Ну и чего? Этот гад Лобасто вывел на кумаче большую и ровную «Ы» в слове «революция». Такую большую и ровную, что было жалко переделывать ее.
Словом, пока мы пытались отскрести краску, пока Грипа, наша училка Агриппина Ивановна, орала: «Лобасто и Птицын, это вредительство!», – пока решали, что делать, пока пришивали заплатку, поверх которой молчаливый и невозмутимый Лобасто написал законную «И», – стало совсем поздно.
Масляной краской я запачкал брюки, потом пытался оттереть их, получилось размазанное белое пятно. И я теперь думал, что мать, увидев это, начнет орать сразу, раззявив рот и краснея худой шеей.

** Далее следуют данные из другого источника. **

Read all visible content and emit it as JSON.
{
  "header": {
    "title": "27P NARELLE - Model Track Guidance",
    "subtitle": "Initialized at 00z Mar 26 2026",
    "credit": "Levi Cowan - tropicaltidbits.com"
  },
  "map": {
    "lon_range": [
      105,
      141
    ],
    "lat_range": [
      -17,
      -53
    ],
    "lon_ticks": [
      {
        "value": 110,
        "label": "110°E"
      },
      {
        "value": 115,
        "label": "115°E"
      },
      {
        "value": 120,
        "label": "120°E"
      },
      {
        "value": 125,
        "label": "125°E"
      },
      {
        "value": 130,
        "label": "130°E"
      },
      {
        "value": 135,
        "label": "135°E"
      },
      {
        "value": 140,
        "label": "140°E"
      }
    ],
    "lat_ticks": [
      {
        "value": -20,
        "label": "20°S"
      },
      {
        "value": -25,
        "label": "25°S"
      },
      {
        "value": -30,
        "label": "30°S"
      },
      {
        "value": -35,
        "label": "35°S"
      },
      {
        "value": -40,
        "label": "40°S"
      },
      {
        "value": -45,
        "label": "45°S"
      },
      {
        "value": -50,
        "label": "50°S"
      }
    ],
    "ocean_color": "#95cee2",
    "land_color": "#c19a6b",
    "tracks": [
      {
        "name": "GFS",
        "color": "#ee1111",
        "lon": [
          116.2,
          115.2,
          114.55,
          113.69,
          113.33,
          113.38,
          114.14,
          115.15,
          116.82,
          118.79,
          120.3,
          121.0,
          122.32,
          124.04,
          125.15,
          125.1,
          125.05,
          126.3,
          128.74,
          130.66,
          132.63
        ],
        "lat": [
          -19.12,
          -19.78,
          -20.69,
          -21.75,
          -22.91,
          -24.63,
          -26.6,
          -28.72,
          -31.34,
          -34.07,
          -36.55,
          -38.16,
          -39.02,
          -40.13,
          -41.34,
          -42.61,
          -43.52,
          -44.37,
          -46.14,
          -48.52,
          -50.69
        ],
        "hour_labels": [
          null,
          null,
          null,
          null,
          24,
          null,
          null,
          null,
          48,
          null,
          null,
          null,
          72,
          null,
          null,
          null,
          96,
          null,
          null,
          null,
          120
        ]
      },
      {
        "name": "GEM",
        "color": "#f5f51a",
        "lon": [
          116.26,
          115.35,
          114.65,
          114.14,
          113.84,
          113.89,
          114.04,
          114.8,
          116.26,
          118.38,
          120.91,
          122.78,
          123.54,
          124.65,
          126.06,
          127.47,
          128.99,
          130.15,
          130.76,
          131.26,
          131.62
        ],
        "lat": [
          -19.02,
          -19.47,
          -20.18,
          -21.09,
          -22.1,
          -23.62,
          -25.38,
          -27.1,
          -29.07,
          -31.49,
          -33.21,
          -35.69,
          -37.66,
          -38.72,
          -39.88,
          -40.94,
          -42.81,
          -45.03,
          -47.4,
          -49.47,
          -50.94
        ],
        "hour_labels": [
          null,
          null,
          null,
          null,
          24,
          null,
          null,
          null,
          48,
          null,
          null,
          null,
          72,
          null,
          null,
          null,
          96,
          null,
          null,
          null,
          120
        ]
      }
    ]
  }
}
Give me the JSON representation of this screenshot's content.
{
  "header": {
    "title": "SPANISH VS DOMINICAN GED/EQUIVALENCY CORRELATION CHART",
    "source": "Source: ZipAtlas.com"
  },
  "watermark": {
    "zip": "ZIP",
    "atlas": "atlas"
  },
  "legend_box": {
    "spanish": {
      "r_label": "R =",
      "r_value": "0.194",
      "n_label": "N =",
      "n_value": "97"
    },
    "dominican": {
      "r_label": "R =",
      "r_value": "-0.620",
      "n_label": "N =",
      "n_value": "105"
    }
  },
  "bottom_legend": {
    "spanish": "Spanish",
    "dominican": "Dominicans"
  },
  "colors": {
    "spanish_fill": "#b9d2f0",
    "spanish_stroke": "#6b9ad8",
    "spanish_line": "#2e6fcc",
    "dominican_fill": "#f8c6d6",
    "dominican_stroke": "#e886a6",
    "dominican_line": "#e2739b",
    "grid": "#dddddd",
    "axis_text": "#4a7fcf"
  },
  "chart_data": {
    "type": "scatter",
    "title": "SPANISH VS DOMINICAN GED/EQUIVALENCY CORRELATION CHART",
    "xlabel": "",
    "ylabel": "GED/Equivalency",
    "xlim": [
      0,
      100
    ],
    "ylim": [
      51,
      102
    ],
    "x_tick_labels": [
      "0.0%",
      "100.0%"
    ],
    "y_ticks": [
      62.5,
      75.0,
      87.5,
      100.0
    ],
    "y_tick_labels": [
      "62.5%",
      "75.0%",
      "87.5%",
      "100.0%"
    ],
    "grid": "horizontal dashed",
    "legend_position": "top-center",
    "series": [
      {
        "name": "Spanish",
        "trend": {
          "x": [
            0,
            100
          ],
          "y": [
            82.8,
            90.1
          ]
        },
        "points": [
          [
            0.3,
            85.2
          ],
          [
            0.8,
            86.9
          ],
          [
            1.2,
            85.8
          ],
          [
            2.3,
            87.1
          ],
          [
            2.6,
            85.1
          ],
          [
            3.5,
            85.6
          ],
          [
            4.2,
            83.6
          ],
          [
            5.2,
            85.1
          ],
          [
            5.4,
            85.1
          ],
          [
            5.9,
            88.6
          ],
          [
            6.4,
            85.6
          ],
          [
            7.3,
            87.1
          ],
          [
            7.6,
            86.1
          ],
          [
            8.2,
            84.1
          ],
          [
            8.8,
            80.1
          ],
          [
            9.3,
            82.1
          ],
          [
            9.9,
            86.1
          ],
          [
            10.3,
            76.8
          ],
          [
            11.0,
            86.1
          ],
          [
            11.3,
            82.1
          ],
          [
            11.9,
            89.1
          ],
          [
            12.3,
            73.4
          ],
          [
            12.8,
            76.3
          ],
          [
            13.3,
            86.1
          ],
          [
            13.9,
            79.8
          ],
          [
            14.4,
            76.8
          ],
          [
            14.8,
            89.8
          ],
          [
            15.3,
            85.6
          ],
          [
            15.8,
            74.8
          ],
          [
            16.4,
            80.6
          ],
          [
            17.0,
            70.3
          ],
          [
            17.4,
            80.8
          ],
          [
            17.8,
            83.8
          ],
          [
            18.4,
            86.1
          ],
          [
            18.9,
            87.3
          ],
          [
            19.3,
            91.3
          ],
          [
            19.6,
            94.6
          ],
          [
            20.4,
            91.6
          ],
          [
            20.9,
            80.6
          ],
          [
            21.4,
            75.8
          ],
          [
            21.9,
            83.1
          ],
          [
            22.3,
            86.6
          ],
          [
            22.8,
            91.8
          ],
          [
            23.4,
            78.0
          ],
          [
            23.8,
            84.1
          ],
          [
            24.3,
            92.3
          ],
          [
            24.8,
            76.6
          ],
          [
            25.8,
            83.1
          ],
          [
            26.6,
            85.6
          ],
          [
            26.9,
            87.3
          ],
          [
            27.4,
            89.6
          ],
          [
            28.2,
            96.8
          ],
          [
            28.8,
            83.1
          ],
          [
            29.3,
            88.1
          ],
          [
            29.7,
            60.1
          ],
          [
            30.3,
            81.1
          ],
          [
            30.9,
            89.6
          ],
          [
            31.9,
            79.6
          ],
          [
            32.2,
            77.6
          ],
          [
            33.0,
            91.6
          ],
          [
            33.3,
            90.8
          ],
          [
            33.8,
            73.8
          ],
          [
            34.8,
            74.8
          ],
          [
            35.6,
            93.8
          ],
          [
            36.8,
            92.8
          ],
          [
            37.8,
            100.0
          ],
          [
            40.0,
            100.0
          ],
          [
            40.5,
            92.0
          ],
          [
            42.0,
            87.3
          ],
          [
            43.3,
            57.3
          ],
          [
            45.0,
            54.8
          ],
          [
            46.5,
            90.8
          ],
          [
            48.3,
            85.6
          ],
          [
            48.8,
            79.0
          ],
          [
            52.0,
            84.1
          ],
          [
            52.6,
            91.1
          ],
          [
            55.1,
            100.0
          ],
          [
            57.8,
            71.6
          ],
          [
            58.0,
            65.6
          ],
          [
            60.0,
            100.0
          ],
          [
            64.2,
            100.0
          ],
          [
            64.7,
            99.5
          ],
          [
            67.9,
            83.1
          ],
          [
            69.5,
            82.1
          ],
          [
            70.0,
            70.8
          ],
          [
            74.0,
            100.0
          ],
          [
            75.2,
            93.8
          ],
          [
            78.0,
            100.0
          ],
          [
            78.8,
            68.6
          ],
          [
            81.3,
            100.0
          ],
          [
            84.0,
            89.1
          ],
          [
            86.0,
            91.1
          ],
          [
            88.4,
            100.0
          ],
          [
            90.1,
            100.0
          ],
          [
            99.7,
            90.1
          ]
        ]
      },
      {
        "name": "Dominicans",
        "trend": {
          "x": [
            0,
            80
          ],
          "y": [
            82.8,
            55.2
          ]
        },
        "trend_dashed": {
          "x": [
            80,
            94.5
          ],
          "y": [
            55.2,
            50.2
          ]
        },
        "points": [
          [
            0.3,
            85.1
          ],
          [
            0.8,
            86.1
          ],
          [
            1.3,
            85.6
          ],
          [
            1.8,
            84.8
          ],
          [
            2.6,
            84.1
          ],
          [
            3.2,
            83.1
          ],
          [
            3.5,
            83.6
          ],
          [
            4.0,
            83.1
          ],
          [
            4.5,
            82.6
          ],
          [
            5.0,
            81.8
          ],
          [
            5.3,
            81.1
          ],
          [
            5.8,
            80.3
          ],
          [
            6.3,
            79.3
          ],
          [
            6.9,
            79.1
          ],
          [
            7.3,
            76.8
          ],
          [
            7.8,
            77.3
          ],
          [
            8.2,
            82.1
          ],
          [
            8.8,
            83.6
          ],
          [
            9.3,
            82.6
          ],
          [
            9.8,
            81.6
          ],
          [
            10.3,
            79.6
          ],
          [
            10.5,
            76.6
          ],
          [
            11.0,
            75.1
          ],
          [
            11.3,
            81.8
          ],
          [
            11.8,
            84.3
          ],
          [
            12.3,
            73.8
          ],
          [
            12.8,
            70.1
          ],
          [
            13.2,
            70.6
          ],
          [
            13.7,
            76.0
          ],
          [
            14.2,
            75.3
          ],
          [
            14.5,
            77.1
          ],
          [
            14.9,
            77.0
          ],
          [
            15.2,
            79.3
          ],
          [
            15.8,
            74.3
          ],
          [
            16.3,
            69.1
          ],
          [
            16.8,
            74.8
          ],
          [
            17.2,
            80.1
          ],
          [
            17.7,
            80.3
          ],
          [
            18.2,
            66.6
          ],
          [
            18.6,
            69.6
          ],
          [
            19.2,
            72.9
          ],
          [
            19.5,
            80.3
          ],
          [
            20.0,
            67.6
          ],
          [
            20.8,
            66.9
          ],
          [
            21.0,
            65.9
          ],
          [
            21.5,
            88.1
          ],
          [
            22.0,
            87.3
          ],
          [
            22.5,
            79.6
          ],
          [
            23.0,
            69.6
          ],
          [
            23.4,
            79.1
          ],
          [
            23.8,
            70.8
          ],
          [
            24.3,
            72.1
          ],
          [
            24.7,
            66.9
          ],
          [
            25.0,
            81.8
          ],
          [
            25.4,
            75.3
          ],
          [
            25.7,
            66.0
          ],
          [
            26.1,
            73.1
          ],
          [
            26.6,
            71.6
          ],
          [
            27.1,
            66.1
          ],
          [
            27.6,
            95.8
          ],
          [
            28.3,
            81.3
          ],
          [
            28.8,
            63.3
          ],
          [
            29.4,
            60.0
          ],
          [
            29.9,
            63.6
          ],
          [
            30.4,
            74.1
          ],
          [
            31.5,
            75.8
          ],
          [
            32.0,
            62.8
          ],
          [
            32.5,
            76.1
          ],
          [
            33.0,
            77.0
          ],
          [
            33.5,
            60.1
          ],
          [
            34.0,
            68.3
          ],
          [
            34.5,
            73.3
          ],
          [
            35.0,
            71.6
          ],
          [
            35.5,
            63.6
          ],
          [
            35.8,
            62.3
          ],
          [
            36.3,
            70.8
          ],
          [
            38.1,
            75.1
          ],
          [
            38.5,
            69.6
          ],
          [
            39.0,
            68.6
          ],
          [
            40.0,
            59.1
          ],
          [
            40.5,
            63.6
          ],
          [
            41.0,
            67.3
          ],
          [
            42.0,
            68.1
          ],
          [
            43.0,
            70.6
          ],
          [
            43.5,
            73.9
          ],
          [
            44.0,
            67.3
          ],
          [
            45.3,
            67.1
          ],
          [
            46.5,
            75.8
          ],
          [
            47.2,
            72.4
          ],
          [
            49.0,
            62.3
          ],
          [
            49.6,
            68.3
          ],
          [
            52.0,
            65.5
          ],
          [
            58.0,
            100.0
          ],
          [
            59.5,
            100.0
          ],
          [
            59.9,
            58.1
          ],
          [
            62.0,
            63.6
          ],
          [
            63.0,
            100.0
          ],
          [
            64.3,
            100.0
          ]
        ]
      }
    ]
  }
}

До барака, в котором мы жили, оставалось совсем немного. Там было тепло, там горела под потолком засиженная мухами лампочка, там мать даст пожрать, поорет, и можно будет идти спать.
Сколько я себя помню, мы жили в этом бараке, где под потолком длинного коридора висело на гвоздях всякое барахло соседей, пахло каким-то кислым теплом, хозяйственным мылом, керосинкой и пригорелой кашей.
Отсюда отец ушел на фронт, сюда он и вернулся.
Мать, приоткрыв дверь в коридор, чуть ли не каждый вечер скандалила, что ему-то, инженеру, полагалось бы, наконец, жилье получше, без гнилых стен, покрытых пятнами от давленых клопов, без мордобоя меж соседями, без Зинки-бляди, к которой за чекушку ходит вся слобода, и скоро, вот посмотришь, посмотришь, и Шурка пойдет, и воровать тут начнет, вот погоди, погоди, всю жизнь ты мне вымотал на кулак, ирод, что молчишь, что???
Отец и правда молчал в ответ, разве что, передергивая плечами, шел закрыть дверь, а потом курил, глядя в окно.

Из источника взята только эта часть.